There was a time when I thought buying pants was simple enough. So long as I could comfortably close the waist and the pants didn’t fall down, they fit. Then I learned about Floppy Butt, also known as the “silent killer of silhouettes.” Hidden behind people, unseen without special mirrors, Floppy Butt all too often goes undetected. Truth be told, I still suffer from Floppy Butt — my butt, indeed, is very floppy. But the condition no longer shows up in my pants, which is the important thing.
Floppy Butt is a technical term, not a colloquial one, for when you have horseshoe-shaped folds underneath your seat (a polite person’s way of saying butt, which is rude). The condition is often accompanied by ripples down the back of the legs and fullness around the seat (again, butt, or in the Queen’s English, arse). It can be difficult to spot this at home with a regular mirror. When you crane your back to see how you look from behind, you’ve already distorted your silhouette. Better if you can find a three-way mirror, say when you’re walking through a department store. Or, if you have friends and family members, ask them to inspect your posterior (i.e., seat, butt, and arse).

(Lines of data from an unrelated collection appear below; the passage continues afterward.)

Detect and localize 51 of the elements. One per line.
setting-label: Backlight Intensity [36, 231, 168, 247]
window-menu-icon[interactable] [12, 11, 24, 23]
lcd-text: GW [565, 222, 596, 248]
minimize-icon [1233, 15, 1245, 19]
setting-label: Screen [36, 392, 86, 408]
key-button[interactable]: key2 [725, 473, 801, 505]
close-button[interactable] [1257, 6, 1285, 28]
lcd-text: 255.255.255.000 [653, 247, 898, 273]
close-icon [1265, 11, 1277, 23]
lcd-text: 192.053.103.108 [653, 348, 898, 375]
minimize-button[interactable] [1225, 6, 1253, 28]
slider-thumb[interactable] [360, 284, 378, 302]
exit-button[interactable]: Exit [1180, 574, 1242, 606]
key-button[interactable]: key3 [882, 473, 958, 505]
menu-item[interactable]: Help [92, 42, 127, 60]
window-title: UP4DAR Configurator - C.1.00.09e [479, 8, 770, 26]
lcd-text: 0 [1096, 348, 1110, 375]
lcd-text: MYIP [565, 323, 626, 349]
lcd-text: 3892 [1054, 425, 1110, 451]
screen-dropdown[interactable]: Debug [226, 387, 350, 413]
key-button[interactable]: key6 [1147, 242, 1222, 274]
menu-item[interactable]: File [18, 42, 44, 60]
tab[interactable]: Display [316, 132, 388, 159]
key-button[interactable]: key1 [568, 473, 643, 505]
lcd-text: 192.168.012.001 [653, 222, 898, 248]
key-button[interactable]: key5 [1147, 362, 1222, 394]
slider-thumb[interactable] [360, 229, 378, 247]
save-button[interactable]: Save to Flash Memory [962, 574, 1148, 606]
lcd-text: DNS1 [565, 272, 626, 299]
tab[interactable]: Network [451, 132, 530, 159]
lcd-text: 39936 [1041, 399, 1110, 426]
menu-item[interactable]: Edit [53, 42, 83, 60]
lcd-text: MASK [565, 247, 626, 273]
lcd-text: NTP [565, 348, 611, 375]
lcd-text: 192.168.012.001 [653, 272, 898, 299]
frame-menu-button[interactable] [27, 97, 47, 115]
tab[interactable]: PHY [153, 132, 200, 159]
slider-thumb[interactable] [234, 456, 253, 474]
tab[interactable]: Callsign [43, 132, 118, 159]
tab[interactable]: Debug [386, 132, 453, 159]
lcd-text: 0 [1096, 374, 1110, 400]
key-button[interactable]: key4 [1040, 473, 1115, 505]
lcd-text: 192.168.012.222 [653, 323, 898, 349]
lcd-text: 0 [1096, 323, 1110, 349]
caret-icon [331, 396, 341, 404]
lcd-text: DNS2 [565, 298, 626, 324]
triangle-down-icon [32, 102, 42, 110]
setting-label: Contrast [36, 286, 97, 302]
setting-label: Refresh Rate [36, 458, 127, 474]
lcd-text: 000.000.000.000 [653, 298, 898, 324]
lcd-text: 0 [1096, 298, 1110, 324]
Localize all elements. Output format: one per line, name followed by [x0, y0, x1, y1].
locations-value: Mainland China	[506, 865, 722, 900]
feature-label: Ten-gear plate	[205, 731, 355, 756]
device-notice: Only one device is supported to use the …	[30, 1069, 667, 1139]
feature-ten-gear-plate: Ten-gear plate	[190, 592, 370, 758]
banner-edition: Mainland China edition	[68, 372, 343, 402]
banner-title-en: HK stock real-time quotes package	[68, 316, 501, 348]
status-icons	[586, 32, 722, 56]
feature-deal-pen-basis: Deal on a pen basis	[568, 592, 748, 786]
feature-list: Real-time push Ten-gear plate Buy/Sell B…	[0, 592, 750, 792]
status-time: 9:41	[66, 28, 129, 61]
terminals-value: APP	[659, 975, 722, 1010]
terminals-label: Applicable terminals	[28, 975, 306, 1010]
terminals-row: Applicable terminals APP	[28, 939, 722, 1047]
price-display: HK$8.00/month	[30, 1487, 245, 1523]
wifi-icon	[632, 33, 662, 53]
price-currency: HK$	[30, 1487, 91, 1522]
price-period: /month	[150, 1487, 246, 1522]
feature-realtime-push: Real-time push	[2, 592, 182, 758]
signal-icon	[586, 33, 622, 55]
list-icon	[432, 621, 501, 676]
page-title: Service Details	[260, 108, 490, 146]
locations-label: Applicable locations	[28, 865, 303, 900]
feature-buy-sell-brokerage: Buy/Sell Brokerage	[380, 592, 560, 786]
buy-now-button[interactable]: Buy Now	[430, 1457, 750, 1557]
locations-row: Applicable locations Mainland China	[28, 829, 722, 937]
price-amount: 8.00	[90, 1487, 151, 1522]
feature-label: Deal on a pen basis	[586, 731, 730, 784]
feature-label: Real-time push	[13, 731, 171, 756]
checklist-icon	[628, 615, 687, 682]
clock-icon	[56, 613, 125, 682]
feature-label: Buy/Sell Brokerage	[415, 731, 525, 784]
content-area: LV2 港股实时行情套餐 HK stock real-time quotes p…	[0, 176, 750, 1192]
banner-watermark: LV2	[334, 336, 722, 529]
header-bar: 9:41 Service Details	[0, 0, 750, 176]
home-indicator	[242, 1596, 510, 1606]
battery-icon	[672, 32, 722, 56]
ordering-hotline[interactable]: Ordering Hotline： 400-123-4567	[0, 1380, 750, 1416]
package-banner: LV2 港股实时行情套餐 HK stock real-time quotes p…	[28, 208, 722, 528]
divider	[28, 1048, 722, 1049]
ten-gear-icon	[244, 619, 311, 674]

It brings me no joy to say this, but you probably suffer from Floppy Butt without even knowing it. Much like how a suit jacket hangs from the shoulders, trousers hang from the waistband — and the rise determines where the waistband rests. Swing this delicate balance scale in one direction or the other, and suddenly, things can get distorted. You may have Floppy Butt because your trousers are too large for your pancaked-shaped seat (no judgement, as my seat is inverted like crescent-shaped Florentine lapels). Or, like most men, you stand with your hips forward and knees locked (a posture my friend David describes as Auditioning Male Pornstar).